• If you still don’t have an OB-GYN, you can trust; it’s about time you find one. How? Start by taking recommendations from your female friends.
  • If you’re looking for doctors covered by your insurance plan, it’s a good idea to book appointments with more than one doctor so you can have options.
  • Since you’ll be going to your doctor frequently throughout the course of your pregnancy, take into consideration the location of the doctor’s office.
  • There’s no such thing as a dumb question: Make sure to address any and all questions or concerns you may have with your chosen doctor.
  • Ensure your obstetrician shares the same views as you and has similar opinions about important and personal issues. If you want to opt for a natural birth at home, for instance, make sure your doctor can attend to those needs.
  • If you don’t feel confident in the doctor you’ve chosen, or you feel like they lack empathy, do not hesitate to look for another one. Even though prenatal care should begin as soon as possible, you can still wait a little longer and start your treatment with a doctor who meets your expectations.
  • In your regular visits to the doctor, your physical conditions, as well as the baby’s, will be evaluated. Some ultrasounds are usually done at the doctor’s office, but specific lab exams and more complicated issues will require a visit to specialized clinics.

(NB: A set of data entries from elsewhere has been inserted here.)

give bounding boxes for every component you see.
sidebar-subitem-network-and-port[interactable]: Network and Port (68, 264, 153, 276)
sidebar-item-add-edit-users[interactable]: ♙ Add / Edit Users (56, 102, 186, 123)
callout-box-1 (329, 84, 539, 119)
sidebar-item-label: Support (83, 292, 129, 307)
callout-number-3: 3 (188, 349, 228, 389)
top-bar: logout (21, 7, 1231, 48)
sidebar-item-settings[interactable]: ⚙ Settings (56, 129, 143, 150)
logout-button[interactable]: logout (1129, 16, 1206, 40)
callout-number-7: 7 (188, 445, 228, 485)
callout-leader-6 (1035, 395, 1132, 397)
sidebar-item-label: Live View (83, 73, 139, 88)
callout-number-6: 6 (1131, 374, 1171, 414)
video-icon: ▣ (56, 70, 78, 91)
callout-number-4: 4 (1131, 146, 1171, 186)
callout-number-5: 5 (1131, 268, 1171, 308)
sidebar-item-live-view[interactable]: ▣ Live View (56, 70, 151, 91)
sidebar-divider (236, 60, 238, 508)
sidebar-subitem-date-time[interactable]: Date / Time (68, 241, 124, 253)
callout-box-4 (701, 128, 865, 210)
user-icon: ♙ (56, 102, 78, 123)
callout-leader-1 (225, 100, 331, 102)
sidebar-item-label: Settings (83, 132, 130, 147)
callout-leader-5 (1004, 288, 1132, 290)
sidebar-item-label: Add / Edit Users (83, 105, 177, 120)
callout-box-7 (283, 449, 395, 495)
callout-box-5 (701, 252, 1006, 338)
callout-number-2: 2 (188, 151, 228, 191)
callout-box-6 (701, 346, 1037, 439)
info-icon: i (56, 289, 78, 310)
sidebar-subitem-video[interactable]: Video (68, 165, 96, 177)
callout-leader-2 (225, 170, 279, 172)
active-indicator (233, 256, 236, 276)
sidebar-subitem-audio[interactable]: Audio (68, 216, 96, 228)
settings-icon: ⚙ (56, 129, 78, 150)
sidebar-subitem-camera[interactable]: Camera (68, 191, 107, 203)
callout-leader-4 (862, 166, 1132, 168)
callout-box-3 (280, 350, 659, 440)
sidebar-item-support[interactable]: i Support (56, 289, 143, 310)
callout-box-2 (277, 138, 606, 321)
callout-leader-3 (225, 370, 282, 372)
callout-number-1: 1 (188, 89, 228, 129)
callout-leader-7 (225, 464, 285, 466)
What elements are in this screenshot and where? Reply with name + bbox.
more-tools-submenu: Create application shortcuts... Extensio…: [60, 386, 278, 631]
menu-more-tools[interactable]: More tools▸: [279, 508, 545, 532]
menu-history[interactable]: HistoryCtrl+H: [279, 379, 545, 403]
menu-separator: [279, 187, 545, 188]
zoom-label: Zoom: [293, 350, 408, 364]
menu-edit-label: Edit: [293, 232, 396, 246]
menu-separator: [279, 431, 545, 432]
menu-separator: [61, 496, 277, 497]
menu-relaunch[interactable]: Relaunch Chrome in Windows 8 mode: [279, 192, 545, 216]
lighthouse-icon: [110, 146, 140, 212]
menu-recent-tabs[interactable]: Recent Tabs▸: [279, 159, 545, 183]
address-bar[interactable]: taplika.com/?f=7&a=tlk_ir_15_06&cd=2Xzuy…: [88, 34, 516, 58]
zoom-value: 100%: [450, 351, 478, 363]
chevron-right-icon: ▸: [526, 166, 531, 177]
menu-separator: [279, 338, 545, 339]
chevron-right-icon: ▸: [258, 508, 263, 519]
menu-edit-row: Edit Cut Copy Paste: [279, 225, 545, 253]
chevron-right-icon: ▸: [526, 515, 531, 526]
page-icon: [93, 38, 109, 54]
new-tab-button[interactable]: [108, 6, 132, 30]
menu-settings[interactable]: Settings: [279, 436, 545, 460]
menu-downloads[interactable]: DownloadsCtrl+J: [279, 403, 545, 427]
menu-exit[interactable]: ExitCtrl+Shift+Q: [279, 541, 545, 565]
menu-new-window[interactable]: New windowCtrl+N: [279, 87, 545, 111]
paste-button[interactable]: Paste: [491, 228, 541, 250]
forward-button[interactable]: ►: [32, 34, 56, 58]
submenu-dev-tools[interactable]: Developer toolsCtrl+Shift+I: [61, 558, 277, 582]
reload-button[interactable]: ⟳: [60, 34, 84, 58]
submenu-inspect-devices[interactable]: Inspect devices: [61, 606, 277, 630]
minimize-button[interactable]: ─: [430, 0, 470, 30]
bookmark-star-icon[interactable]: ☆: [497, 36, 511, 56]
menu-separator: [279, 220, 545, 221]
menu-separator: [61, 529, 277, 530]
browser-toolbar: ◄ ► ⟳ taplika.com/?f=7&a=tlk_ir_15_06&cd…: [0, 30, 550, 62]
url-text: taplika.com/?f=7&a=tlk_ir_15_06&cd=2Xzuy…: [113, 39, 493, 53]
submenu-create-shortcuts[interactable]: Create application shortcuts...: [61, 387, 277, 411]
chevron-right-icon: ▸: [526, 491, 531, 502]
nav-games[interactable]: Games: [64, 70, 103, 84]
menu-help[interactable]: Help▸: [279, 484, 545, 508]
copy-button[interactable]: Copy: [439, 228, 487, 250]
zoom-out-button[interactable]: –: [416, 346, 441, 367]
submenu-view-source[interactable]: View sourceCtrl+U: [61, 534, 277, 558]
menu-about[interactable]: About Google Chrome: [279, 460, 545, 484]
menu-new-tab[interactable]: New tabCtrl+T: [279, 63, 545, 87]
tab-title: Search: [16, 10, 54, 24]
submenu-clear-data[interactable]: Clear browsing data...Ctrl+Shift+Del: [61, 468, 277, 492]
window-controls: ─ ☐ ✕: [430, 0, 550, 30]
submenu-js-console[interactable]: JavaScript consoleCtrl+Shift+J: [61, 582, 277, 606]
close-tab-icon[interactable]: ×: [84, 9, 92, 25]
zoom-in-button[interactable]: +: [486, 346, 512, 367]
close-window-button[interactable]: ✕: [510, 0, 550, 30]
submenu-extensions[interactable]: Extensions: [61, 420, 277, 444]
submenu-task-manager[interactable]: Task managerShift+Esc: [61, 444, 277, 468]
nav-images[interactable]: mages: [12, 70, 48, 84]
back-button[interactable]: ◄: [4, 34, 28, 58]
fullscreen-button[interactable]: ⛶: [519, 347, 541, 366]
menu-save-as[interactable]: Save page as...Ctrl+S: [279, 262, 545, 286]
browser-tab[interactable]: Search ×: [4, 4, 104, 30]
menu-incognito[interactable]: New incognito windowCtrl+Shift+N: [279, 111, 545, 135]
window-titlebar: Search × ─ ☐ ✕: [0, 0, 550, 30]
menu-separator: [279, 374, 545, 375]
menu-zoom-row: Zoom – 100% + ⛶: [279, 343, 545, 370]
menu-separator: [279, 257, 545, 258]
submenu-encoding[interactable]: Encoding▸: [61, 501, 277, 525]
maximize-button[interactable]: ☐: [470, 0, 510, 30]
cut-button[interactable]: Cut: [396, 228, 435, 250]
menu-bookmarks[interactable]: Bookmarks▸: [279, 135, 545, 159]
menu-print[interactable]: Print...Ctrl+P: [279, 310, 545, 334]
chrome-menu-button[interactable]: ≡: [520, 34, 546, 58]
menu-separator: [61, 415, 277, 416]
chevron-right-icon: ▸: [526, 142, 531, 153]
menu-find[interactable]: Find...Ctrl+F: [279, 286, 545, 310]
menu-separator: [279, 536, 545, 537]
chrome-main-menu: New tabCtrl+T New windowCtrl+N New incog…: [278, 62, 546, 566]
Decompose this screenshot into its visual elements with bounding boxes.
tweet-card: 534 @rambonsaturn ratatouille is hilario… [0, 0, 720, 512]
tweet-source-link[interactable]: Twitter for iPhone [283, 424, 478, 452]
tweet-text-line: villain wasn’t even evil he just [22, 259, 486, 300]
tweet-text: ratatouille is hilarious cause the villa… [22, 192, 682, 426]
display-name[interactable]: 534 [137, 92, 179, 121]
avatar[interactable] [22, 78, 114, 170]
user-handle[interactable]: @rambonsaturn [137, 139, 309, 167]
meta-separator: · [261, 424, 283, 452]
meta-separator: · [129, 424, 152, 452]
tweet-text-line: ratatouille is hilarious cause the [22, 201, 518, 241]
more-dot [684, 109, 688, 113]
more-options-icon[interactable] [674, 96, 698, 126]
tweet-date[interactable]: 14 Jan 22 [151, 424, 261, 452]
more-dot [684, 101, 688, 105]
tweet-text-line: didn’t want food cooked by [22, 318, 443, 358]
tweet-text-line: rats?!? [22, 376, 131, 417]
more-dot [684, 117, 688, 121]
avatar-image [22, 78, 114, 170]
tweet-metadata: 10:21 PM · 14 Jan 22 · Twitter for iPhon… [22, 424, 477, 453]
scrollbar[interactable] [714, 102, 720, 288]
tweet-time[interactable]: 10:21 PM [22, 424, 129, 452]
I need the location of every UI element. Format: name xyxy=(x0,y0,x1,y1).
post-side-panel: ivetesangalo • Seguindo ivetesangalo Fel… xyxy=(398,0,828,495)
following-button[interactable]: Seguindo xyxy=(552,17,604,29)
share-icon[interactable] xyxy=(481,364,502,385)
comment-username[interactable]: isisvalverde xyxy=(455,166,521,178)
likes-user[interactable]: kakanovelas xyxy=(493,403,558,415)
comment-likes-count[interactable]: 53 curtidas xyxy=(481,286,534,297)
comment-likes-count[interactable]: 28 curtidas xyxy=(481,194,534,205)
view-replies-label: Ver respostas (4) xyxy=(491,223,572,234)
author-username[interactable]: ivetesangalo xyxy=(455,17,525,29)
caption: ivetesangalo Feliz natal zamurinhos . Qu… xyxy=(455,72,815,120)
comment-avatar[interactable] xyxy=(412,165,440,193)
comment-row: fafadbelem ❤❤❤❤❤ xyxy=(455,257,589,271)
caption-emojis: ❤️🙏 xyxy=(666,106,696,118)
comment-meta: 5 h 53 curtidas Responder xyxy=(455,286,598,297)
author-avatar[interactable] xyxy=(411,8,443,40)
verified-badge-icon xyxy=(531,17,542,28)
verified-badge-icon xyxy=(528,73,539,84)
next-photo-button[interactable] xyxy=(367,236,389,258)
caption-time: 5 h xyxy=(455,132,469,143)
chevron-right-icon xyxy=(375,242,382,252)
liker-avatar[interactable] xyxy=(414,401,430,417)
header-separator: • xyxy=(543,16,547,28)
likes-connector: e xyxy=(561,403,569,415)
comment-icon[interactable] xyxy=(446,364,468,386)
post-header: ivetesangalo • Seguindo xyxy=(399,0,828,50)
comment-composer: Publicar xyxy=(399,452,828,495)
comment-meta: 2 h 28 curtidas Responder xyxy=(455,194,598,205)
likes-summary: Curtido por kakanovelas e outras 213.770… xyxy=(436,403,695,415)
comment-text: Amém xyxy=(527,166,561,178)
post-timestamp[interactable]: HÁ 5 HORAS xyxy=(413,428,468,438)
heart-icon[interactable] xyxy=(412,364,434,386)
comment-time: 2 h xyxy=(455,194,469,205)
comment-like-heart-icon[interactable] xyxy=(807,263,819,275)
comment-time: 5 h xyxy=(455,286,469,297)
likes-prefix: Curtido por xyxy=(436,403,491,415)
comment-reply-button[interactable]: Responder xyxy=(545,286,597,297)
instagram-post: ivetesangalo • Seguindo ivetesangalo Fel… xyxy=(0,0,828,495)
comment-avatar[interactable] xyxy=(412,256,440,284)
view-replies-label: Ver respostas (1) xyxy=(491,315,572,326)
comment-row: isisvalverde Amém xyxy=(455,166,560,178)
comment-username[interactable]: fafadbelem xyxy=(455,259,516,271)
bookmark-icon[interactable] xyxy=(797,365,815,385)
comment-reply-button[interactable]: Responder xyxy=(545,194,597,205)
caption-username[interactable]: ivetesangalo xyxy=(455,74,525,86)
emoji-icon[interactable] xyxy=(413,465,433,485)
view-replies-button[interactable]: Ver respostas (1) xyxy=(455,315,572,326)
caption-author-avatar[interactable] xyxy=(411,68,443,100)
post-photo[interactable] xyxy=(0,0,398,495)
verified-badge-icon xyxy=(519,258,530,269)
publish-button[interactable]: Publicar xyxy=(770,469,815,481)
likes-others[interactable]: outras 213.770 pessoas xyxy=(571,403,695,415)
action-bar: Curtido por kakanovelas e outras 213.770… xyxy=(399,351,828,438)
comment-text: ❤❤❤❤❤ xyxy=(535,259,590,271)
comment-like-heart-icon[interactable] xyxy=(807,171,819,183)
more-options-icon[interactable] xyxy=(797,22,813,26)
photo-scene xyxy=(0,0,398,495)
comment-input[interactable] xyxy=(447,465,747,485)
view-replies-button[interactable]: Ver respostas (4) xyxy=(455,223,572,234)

Know which exams you need to complete during your first trimester

During your pregnancy, you will undergo a series of medical exams to check on the status of your health and fetus development. Some tests taken during the first trimester might be repeated during the next steps of your pregnancy. To start off, you’ll have to do the following necessary exams:

Identifying your blood type and Rh factor: Besides checking to see if you belong to blood type group O, A, B, or AB, this test pinpoints whether you have a positive or negative Rh factor. In case you test negative, and the child’s father tests positive, there’s a chance your organism might produce antibodies against the baby’s blood – doctors will avoid any risks using a specific type of immunoglobulin.

Hemogram: This exam will verify if the expectant mother has anemia and/or other infections.

Glycemia: As a way to identify diabetes in a patient, this test can also figure out if you have an intolerance to glucose. Both conditions may manifest themselves during pregnancy. It is usually done between the 26th and 28th week.

Serology: The diagnostic examination of your blood serum can reveal diseases early on, including those that might negatively impact the development of the baby and even trigger an abortion. Examples include (but are not limited to): syphilis, rubella, Hepatitis B and C, HIV, toxoplasmosis, and cytomegalovirus. This exam is usually repeated every trimester.

Urine: Besides detecting urinary tract infections that either present symptoms or not, the urine test is important in order to follow up with diabetic or hypertensive pregnant women to check the presence of protein in their urine. This exam also detects calcified formations in the urine, known as the dreaded kidney stones.

Ultrasound: The first type of ultrasound that will be requested is the transvaginal ultrasound that not only confirms the pregnancy but also maps out the number of embryos and helps estimate the length of the pregnancy.

Oncotic cytology: Also known as a pap smear, it is recommended for women that have initiated their sex life to do the exam every three years to help prevent cervical cancer. For pregnant women, the exam is usually requested for the first trimester.